Jesus goes away two more times to pray. Both times, when he comes back the disciples have fallen asleep. Here Jesus stressing (probably having a panic attack) about the next few days, and the disciples cannot stay awake.
The third time, Jesus comes back he simply says, “Get up, let us be going. See, my betrayer is at hand” (Matthew 26:46). Things are about to be set in motion, and there is no time for goodbyes.
Judas Iscariot leads a large crowd to where Jesus and the other disciples sre. The crowd against Jesus has come with Judas with clubs; these individuals are angry for how the crowd with Jesus has taken over their city on Palm Sunday. And for what? To worship the Son of David? This would have been viewed as worshipping a mere man. The crowd against Jesus would not stand for any of it. The time has come to take a stand for Jerusalem–the Holy City.

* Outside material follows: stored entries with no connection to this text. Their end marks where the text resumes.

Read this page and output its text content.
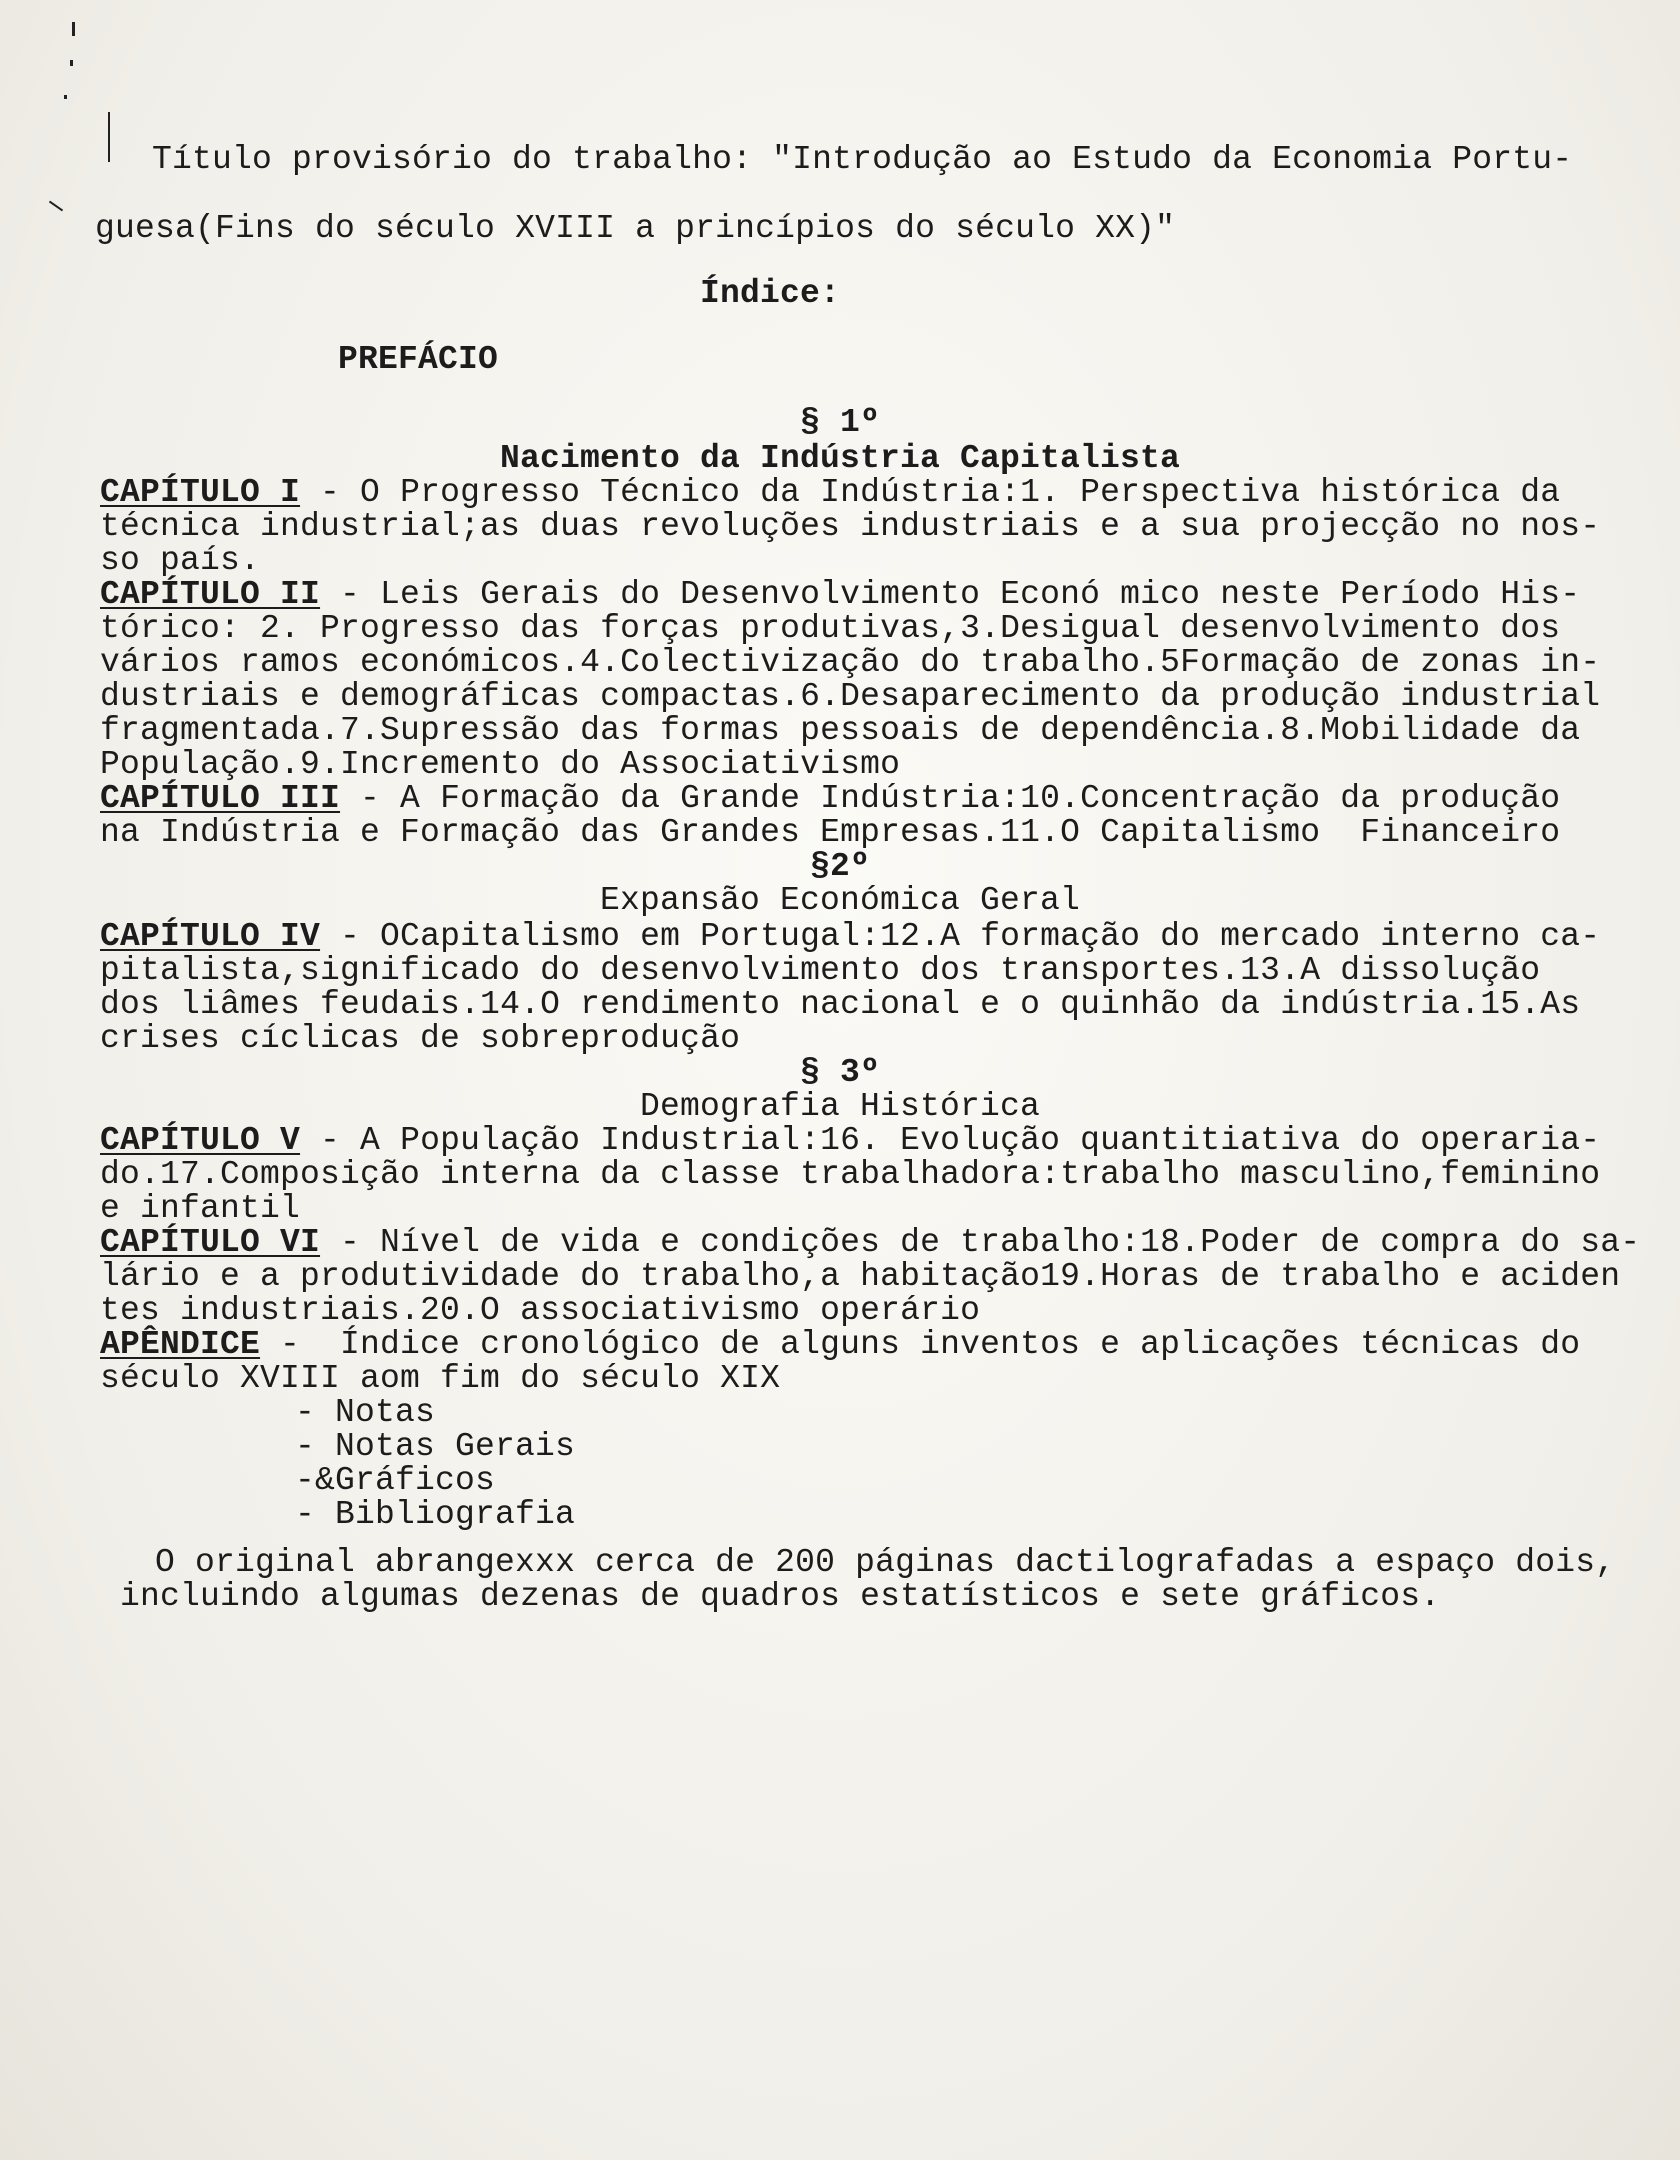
Título provisório do trabalho: "Introdução ao Estudo da Economia Portu-
guesa(Fins do século XVIII a princípios do século XX)"
Índice:
PREFÁCIO
§ 1º
Nacimento da Indústria Capitalista
CAPÍTULO I - O Progresso Técnico da Indústria:1. Perspectiva histórica da
técnica industrial;as duas revoluções industriais e a sua projecção no nos-
so país.
CAPÍTULO II - Leis Gerais do Desenvolvimento Econó mico neste Período His-
tórico: 2. Progresso das forças produtivas,3.Desigual desenvolvimento dos
vários ramos económicos.4.Colectivização do trabalho.5Formação de zonas in-
dustriais e demográficas compactas.6.Desaparecimento da produção industrial
fragmentada.7.Supressão das formas pessoais de dependência.8.Mobilidade da
População.9.Incremento do Associativismo
CAPÍTULO III - A Formação da Grande Indústria:10.Concentração da produção
na Indústria e Formação das Grandes Empresas.11.O Capitalismo  Financeiro
§2º
Expansão Económica Geral
CAPÍTULO IV - OCapitalismo em Portugal:12.A formação do mercado interno ca-
pitalista,significado do desenvolvimento dos transportes.13.A dissolução
dos liâmes feudais.14.O rendimento nacional e o quinhão da indústria.15.As
crises cíclicas de sobreprodução
§ 3º
Demografia Histórica
CAPÍTULO V - A População Industrial:16. Evolução quantitiativa do operaria-
do.17.Composição interna da classe trabalhadora:trabalho masculino,feminino
e infantil
CAPÍTULO VI - Nível de vida e condições de trabalho:18.Poder de compra do sa-
lário e a produtividade do trabalho,a habitação19.Horas de trabalho e aciden
tes industriais.20.O associativismo operário
APÊNDICE -  Índice cronológico de alguns inventos e aplicações técnicas do
século XVIII aom fim do século XIX
- Notas
- Notas Gerais
-&Gráficos
- Bibliografia
O original abrangexxx cerca de 200 páginas dactilografadas a espaço dois,
incluindo algumas dezenas de quadros estatísticos e sete gráficos.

Judas Iscariot approaches Jesus and says, “Greetings, Rabbi!” and kisses him (Matthew 26:49), which is the sign to the chief priests as to which man is Jesus. As if Jesus has accepted his fate, Jesus says, “Friend, do what you need to do.” And then they arrest him (Matthew 26:50). Judas, one of the twelve most intimate followers of Jesus, betrays him by handing him over to the Pharisees.

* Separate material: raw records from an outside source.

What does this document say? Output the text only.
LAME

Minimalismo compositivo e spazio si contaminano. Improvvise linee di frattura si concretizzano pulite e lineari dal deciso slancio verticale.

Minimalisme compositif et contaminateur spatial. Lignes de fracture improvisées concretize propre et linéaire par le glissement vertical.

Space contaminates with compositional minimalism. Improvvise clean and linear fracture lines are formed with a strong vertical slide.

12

One disciple takes his sword and cuts off the ear of the chief priest’s slave (Matthew 26:51). It seems like an honorable thing to do since they are arresting Jesus. However, Jesus gets irritated with his disciple and tells him to put away his sword (Matthew 26:52). He asks his disciple if he has forgotten that Jesus request God the Father’s deliverance at any point, but that this must happen to fulfill the scriptures (Matthew 25:53-54).
Then Jesus turns to the crowd arresting him. Jesus was in the temple teaching several days, yet they did not arrest him then. Now they come with swords and clubs to arrest Jesus like a bandit (Matthew 26:55). The crowd acts like Jesus is a dangerous felon who is a threat to society. The crowd wants Jesus to pay for his transgressions, but they fail to realize that he is actually at work to pay for their sins–self-pity, greediness, lies, murder, stealing, affairs, blasphemy, or [whatever “it” is] humans do against God’s commands. How could he take it?
Jesus is arrested, and all of his disciples desert him (Matthew 26:56). The sheep scatter as the shepherd is taken away (Matthew 26:31). His twelve disciples abandon Jesus out of fear and selfish reasons. He is alone to face his trial, with no witnesses to speak on his behalf. He is alone.
Dear Heavenly Father, Thank you for Jesus and his willingness to die for our sins. Help us to accept Jesus’ fate. Thank you for taking on our pain and suffering. Amen.
Please feel free to answer the reflective questions through comments. Please agree to disagree and be respectable to each other. Please take a moment, if you have not already, to sign the covenant. You can answer all or just one of the questions.
- When have you felt abandoned?
- What keeps you from following Jesus to the cross?
- Jesus is willing to die for our sins. What does that mean to you?